On the expanding list of canceled honors for the perpetrators of slavery and racism—think Andrew Jackson, Robert E. Lee, John C. Calhoun, and Woodrow Wilson—the name Millard Fillmore is notable for its very obscurity. If the 13th president of the United States is remembered at all, it is usually as the answer to a trivia question or the punchline to a joke about historical insignificance. Nonetheless, students at the University at Buffalo (part of the State University of New York) have persuaded the administration to remove Fillmore’s name from an Academic Center that includes faculty offices, dormitories, and a theater. A son of Buffalo, Fillmore was a founder of the university and its first chancellor. He was also the president who signed the Fugitive Slave Act of 1850. And therein lies his disgrace.

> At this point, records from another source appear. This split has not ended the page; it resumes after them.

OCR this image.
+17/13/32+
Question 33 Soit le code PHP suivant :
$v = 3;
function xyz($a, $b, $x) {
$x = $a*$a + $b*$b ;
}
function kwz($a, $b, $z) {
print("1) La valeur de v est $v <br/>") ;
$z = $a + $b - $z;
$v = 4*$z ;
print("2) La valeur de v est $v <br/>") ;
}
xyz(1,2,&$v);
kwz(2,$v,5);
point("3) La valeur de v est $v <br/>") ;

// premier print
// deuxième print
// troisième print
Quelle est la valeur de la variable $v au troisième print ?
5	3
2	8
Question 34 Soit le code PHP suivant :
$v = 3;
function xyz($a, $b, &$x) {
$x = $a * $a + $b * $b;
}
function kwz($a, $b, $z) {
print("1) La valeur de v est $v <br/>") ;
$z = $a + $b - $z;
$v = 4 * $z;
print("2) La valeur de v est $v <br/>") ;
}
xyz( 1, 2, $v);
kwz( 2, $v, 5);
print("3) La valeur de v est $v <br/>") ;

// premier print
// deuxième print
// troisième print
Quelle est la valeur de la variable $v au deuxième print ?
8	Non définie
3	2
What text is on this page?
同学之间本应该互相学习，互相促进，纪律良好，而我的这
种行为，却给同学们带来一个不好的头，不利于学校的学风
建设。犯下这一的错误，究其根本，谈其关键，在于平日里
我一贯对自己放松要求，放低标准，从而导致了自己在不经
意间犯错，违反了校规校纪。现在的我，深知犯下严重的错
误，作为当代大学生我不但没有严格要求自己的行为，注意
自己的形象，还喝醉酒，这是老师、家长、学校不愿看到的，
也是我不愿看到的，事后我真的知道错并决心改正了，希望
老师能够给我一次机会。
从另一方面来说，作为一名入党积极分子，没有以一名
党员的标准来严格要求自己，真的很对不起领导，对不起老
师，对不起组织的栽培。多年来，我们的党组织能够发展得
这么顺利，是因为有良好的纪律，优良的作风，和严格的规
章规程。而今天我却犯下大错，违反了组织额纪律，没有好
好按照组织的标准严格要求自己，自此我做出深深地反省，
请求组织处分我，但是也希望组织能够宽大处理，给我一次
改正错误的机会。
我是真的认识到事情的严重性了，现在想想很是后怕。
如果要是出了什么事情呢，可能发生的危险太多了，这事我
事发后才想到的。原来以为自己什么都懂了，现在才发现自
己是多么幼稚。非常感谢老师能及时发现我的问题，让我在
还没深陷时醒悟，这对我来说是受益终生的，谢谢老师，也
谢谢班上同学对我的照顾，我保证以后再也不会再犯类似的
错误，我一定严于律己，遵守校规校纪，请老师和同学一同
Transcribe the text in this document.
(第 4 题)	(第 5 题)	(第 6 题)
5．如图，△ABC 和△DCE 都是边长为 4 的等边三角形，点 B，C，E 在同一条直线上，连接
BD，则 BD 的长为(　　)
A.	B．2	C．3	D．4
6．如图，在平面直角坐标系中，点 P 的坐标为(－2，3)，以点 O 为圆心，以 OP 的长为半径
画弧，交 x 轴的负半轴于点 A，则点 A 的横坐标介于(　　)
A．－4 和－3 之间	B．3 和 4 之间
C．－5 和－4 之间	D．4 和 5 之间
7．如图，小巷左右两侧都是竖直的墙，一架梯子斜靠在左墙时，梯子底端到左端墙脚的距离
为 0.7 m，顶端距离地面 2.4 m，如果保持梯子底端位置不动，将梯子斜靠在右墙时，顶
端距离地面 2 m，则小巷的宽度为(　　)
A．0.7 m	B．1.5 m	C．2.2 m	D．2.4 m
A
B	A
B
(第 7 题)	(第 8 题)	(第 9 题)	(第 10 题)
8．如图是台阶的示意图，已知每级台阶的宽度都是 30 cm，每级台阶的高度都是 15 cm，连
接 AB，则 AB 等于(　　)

Elected vice president as a Whig in 1848, Fillmore ascended to the presidency upon the death of Zachary Taylor in 1850. At the time, the United States seemed to be verging on dissolution over the extension of slavery into territory acquired in the Mexican War. Various compromises between the free and slave states had been proposed in Congress, most recently a package of bills sponsored by Senator Henry Clay of Kentucky. President Taylor had opposed the compromise as too favorable to the “Slave Power,” but Fillmore embraced it.
The most infamous provision of the Compromise of 1850 was the enhancement of the Fugitive Slave Act, first signed by George Washington in 1793. The original act, which left enforcement up to state courts, proved unenforceable when anti-slavery sentiment increasingly developed in the North, thus leading the southern states to demand a more effective law. The Fugitive Slave Act of 1850 accomplished that goal by federalizing the rendition of runaways. It created a new class of U.S. commissioners to preside over summary “removal” hearings, conducted without juries and with no right of appeal. Warrants from slave states were presumptively valid, to be executed by federal marshals, and alleged fugitives were not allowed to testify in their own defense. Commissioners received a $10 fee for each decision in favor of a slaveholder, but only $5 for setting someone free.